En sentido opuesto, La fuga de la quimera (1919), de Carlos González Peña, no corrió con la misma suerte de Los de abajo, a pesar de tener gran calidad. Y cabe preguntarse si hoy consideraríamos “canónico” (en arquitectura) al convento e iglesia de Santa Brígida, cuya planta ovalada tenía forma elíptica, a diferencia de las plantas de las iglesias que se construyeron de 1550 a 1700. Este convento fue demolido en 1933. Era un edificio único en su especie. ¿Cuántas obras ya desaparecidas serían hoy parte de nuestro patrimonio arquitectónico? Volviendo a la literatura, la crítica ha intentado reivindicar a Laura Méndez de Cuenca, escritora poco conocida por el público. ¿Bastaría colocarla en los programas de bachillerato para que empiece a cobrar fuerza?

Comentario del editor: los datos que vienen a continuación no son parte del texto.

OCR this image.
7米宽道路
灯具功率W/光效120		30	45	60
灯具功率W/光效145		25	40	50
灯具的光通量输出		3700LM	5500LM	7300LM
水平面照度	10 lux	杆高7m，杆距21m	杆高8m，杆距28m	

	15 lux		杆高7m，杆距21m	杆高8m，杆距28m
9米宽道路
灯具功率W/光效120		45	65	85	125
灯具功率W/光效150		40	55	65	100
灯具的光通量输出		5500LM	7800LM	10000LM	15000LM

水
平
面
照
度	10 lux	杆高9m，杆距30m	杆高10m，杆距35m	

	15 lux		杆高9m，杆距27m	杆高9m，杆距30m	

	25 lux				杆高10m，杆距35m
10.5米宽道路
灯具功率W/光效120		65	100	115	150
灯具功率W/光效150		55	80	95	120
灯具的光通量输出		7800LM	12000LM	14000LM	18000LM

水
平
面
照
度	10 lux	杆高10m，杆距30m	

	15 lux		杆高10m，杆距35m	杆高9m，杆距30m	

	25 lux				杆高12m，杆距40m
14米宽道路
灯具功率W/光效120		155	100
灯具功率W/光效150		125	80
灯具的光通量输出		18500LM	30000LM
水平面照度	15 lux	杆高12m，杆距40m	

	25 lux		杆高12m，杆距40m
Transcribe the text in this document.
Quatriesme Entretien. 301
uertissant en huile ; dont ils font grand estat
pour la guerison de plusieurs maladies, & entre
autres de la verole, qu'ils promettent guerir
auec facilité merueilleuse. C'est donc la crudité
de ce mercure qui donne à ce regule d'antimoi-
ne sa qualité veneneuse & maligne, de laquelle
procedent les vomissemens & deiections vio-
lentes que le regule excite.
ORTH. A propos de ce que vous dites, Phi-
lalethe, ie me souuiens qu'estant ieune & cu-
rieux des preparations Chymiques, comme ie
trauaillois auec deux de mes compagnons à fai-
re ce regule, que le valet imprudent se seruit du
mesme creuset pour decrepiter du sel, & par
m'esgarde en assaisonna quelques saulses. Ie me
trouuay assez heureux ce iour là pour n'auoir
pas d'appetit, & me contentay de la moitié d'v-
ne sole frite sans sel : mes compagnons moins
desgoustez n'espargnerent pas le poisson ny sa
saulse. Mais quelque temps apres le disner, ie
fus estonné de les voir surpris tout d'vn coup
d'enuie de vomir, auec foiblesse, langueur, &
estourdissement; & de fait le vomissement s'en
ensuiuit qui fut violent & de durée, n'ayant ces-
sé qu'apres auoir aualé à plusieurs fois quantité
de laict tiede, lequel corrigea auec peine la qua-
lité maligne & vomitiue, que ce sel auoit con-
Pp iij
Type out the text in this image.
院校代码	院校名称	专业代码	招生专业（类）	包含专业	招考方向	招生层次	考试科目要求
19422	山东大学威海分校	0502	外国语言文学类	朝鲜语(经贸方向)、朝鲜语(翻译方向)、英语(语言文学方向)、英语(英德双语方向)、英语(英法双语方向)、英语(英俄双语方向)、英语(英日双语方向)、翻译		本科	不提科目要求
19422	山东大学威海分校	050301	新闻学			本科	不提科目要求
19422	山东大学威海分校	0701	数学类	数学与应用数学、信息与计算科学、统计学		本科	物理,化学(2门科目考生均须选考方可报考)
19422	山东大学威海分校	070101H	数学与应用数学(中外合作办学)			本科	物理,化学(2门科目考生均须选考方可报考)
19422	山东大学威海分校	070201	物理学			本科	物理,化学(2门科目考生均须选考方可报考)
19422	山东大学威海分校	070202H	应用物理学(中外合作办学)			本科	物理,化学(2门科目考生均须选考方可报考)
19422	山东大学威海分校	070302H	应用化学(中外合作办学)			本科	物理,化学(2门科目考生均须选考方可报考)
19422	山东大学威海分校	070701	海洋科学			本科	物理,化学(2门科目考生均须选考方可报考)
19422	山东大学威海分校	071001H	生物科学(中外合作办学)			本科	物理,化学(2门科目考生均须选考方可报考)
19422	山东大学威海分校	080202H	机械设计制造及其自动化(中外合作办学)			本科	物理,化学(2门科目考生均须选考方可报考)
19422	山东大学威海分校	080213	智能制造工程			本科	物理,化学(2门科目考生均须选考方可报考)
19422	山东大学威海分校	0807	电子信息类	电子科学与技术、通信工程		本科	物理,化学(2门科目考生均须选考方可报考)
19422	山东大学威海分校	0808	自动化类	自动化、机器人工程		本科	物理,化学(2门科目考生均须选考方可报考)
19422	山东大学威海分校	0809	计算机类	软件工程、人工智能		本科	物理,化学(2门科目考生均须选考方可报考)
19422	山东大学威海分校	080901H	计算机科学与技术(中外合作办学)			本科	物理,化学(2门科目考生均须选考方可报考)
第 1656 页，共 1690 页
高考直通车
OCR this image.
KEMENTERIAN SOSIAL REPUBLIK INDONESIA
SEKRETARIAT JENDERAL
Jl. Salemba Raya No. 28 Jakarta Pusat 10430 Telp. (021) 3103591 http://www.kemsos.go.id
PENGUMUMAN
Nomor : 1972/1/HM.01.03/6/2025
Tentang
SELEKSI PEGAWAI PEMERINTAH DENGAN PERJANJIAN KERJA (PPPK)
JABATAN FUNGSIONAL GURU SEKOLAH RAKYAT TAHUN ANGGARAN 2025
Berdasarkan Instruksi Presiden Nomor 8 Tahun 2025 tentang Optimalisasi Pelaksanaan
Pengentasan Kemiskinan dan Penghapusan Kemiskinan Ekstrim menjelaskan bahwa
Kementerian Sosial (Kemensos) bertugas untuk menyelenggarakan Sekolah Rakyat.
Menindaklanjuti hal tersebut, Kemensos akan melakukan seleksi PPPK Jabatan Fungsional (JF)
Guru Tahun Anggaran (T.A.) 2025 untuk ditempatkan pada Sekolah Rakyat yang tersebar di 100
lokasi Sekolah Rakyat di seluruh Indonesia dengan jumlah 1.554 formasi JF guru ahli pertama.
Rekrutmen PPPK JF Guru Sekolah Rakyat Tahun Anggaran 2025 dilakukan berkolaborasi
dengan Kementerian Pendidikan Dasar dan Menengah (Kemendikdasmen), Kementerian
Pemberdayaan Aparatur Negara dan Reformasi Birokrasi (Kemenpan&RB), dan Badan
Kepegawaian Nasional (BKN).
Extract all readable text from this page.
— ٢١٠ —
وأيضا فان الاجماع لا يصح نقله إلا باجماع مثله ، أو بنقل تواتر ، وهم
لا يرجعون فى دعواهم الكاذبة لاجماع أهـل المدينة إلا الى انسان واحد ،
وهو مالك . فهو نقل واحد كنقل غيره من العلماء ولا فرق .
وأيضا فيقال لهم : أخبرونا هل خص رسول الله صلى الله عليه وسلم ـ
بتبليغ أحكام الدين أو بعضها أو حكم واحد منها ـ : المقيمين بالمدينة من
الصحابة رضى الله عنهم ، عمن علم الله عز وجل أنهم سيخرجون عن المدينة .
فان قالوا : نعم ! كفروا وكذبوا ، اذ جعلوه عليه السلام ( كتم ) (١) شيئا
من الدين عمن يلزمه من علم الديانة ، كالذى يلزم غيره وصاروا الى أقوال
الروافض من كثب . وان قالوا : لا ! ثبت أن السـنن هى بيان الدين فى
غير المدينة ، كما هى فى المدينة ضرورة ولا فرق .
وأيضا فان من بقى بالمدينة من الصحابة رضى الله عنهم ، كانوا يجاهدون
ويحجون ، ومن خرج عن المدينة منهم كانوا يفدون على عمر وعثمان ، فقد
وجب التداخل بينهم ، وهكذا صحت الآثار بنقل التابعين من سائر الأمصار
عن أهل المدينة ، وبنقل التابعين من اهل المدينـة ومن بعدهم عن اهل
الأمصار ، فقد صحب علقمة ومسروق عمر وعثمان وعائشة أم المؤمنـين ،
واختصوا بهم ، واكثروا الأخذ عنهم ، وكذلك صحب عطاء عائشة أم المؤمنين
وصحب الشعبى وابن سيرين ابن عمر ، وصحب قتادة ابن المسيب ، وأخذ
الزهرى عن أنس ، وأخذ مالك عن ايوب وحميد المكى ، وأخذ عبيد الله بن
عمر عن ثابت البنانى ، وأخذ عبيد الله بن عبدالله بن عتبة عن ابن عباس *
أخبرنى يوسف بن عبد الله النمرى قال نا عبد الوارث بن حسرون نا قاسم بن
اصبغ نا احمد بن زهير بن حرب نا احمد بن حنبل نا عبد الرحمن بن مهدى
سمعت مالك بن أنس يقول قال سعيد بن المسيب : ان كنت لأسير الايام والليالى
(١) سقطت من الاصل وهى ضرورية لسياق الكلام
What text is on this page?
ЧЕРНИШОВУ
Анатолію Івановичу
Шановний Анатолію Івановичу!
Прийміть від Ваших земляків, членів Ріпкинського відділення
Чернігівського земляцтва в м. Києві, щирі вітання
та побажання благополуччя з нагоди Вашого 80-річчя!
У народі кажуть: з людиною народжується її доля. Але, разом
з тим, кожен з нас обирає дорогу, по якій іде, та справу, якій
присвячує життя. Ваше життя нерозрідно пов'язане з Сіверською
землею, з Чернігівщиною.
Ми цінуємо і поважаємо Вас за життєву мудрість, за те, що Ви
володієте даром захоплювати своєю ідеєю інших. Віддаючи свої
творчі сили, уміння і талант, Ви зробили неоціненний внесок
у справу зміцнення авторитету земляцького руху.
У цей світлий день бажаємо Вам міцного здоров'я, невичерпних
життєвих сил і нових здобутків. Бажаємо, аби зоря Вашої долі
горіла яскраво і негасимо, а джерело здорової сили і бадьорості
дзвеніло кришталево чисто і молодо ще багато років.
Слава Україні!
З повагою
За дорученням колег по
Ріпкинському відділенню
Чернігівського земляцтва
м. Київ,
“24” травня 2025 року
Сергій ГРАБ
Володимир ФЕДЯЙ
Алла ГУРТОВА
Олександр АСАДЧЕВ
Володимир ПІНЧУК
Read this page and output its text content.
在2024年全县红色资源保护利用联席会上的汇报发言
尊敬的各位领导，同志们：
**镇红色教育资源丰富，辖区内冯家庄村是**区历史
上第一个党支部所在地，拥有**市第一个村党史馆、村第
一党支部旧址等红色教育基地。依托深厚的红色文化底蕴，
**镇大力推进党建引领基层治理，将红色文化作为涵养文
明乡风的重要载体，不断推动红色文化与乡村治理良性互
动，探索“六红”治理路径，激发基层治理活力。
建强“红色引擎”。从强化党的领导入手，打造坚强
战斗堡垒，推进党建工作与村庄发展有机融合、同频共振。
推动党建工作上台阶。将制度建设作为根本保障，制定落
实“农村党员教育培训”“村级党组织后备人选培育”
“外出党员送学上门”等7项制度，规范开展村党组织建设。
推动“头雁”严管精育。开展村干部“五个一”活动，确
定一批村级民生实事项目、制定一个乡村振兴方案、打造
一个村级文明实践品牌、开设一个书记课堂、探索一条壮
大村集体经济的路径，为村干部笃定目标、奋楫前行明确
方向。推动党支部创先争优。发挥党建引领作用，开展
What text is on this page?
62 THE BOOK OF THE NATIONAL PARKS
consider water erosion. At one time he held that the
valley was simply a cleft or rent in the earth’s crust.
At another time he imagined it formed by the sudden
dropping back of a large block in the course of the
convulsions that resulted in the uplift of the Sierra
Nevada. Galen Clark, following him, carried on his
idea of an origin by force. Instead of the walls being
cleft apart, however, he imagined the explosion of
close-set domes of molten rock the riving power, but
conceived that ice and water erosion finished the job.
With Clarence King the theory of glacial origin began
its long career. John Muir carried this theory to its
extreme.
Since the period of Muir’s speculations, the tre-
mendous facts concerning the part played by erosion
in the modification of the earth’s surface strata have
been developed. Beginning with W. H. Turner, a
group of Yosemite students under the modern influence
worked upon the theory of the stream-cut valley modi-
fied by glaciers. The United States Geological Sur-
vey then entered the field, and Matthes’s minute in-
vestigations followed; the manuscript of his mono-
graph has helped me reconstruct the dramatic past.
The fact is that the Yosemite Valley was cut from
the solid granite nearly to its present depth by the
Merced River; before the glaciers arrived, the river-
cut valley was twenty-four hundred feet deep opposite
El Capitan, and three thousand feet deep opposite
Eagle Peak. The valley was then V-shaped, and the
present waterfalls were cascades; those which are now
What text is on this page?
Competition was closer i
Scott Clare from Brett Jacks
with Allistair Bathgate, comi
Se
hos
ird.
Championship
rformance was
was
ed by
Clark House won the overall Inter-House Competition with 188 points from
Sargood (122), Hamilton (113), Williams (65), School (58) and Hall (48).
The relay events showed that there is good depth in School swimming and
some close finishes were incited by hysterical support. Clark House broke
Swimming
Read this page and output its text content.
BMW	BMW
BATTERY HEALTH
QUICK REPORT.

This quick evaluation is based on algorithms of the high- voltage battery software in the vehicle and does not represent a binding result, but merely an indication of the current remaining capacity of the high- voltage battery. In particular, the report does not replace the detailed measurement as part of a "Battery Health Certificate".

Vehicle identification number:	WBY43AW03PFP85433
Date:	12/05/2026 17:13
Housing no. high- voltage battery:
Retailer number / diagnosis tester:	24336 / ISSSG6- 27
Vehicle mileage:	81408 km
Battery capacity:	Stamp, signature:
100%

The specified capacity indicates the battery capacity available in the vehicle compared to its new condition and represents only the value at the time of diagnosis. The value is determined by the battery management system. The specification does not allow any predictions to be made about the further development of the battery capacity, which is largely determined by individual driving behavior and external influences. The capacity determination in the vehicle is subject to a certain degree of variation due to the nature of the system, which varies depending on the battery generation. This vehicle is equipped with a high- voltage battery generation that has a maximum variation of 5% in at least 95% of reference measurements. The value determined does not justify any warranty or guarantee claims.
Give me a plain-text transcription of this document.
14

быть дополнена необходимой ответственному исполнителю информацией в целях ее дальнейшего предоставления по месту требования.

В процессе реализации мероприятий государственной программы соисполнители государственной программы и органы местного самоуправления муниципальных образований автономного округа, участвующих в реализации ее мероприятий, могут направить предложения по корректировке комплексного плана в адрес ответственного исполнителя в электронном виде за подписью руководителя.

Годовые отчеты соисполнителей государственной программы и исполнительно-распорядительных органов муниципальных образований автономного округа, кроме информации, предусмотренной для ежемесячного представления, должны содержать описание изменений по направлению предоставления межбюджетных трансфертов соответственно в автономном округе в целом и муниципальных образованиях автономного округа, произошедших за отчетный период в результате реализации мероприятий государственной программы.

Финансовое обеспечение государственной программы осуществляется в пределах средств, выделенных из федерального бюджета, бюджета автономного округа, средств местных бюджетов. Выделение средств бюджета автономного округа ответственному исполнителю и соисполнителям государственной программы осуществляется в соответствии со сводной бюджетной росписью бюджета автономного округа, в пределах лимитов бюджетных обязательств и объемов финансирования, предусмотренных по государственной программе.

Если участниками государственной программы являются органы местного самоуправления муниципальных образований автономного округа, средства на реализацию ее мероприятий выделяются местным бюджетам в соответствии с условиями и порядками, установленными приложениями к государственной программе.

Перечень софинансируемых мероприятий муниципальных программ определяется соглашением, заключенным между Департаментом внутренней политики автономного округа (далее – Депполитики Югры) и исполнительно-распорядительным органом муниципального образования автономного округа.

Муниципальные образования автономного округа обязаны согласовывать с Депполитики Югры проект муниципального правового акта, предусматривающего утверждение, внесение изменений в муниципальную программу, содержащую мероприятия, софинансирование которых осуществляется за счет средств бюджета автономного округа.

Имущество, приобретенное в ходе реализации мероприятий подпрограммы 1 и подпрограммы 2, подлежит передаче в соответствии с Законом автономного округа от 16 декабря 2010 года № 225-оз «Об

Si es cierto que hay obras “canónicas” de la literatura universal que antes no lo fueron porque no habían sido descubiertas, como el Poema de Gilgamesh o el Satiricón, ¿por qué aún no se considera en ese nivel a los Himnos a Innana, de Enjeduana, la primera mujer poeta, descubierta hace relativamente poco? ¿Falta de difusión? ¿No está acorde con los “espíritus de nuestra época”? Comoquiera que sea, una de las formas que un escritor tiene para sobrevivir es incluirse o ser incluido en algún grupo. Los integrantes de ese grupo o asociación se apoyan mutuamente, se hacen resaltar, se reseñan, toman medios de comunicación para llamar la atención. Pero ignoran lo que ocurrirá en el futuro: las nuevas épocas o generaciones de críticos, profesores y público, ¿valorarán lo que hicieron? La mercadotecnia ha desempeñado un papel sobresaliente, pero es difícil responder de forma tajante a las preguntas planteadas. Mi objetivo es sólo contribuir a la reflexión en torno a un complejo problema. De otro modo, no pasaríamos de considerar Pedro Páramo, de Juan Rulfo, como acaso la única novela “canónica” mexicana a nivel universal, lo que sería injusto para obras de indiscutible valor artístico, como La sombra del Caudillo, Al filo del agua o Los días terrenales, para sólo hablar narrativa anterior a las rupturas de los años sesenta.